The Romans started practicing massage between 200 and 100 BC. During the 1st century, Galen, a physician to many emperors, began using massage therapy to treat different types of physical injury and disease. Following Hippocrates’ principles, Galen believed in exercise, healthy diet, rest and massage as integral pieces in restoring and maintaining a healthy body.


In the early 1800s, the Swedish physician Per Henrik Ling developed the Swedish Gymnastic Movement System. This system incorporated massage with medical gymnastics and physiology. Techniques included stroking, pressing and squeezing, and striking to manually treat physical issues.


Physiotherapy is a health care profession concerned with human function and movement which uses physical approaches to promote, maintain and restore physical, psychological and social well being. This includes providing services in circumstances where the movement and function are threatened by ageing, injury, disease and environmental factors. Hippocrates is believed to have been one of the first practitioners of a primitive physiotherapy advocating massage and hydrotherapy to treat people in 460 BC.

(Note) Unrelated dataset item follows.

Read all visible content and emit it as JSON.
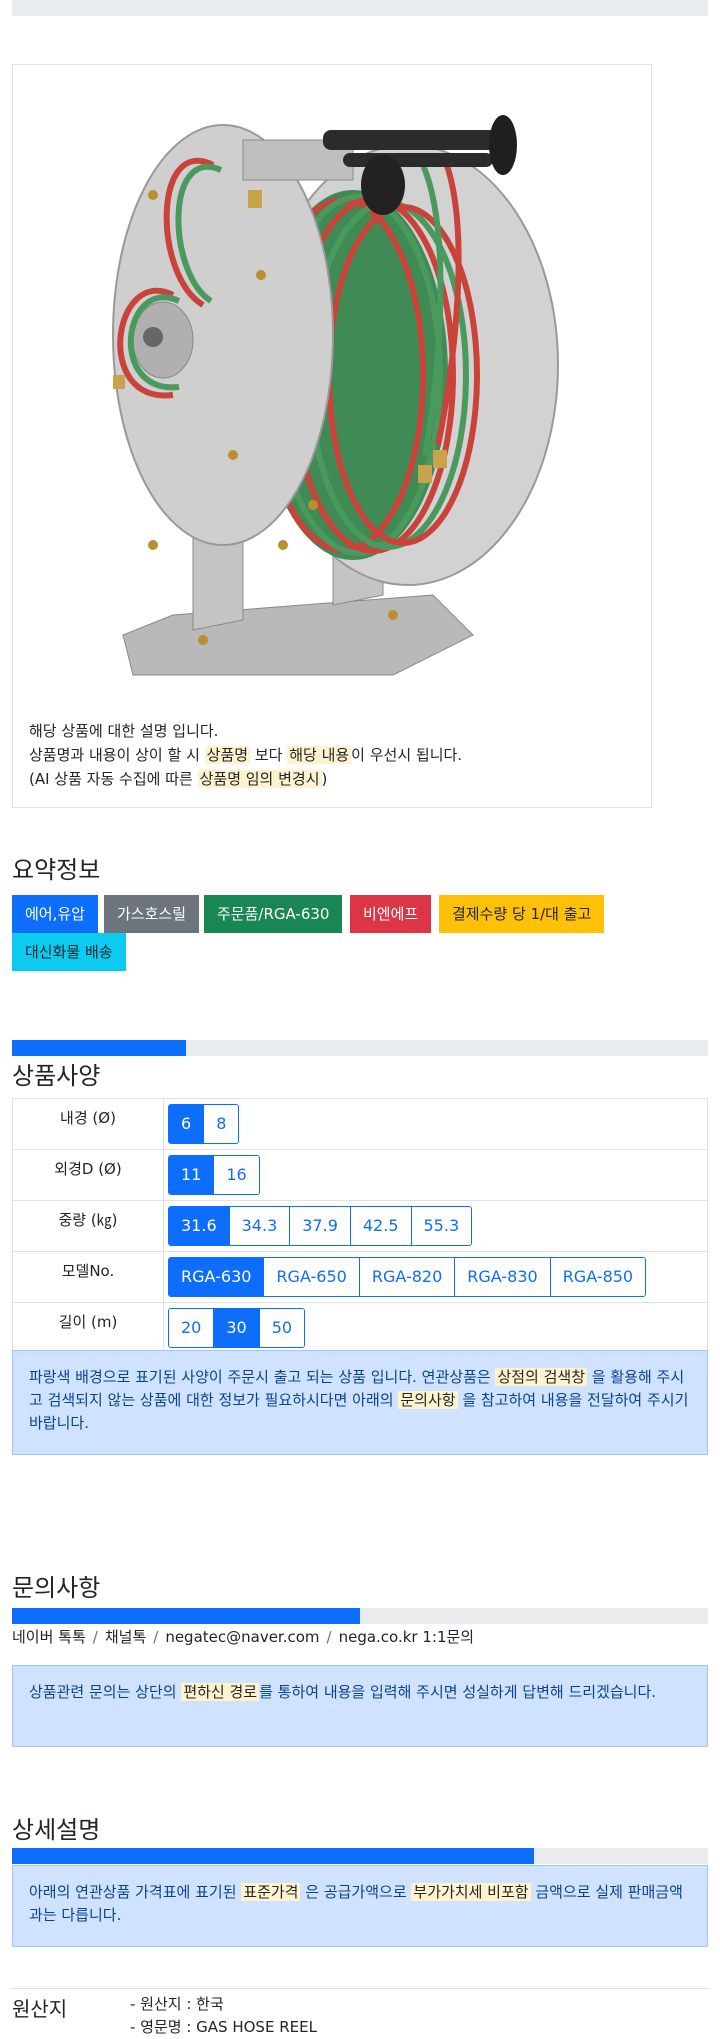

As massage can have beneficial factors toward many ailments, I will focus on what is perceived to be one of the most common; chronic pain and pain management.

The definition of chronic pain is pain that lasts for a period of three months or more and has a devastating effect on one’s quality of life. Every aspect of an individual’s being is touched by chronic pain: the physical, emotional, mental and spiritual.

A person’s emotional state can have a great effect on the pattern of their chronic pain. Thoughts and emotions can directly influence physiological responses by stimulating muscle tension, blood flow and levels of brain chemicals that play an important role in the production of pain. If a sense of powerlessness prevails, the sense of inner strength to fight against the pain can diminish. Faced with painful episodes that are exacerbated from stress and a sense of “loss of control of the pain” and behavioural choices intended to “cope” with the pain, these feelings may unintentionally worsen it and create harmful patterns of coping. For example, someone with chronic low back pain may simply be tired of it and may reach for medication and/or alcohol to numb the pain. To further decrease the pain, they may refrain from certain enjoyable activities in anticipation of more pain. The result of this pattern is loss of muscle strength, tone, flexibility, endurance and the possible development of depression and addiction.

According to the book The Chronic Pain Solution by James N. Dillard, MD, DC, CAc, sensations associated with both pleasure and pain physiologically travel at different speeds along the nervous system. Dull pain, for example, travels at a relatively slow pace along the nerve, from half a mile to two miles per second. Sharp or burning pain can travel at a speed from five to 30 miles per second. The non-painful sensation of touch, including pressure and massage, travels the fastest, from 35 to 75 miles per second. Luckily, the gating mechanism in the spinal cord is triggered by relative speed, and when more than one sensation enters the dorsal horn simultaneously, the fastest one will block the transmission of the slower one.

In the last decade, massage therapy has been the subject of many studies that substantiate its beneficial impact upon the nervous system – the very place where pain is located. Massage has been shown to have a dually beneficial effect on pain by increasing endorphins and in the depletion of substance P (the neurotransmitter that helps communicate pain). The entire nervous system and the brain are positively influenced by massage, improving cognitive functioning, reducing stress, combating fatigue with more restful sleep and promoting overall health and well being.

Massage is practised widely all over the world today and is becoming increasingly popular. With attitudes changing and people broadening their minds with respect to holistic approaches, the techniques of the body massage are creating a high impact upon modern health care and are sure to keep on doing so for the future.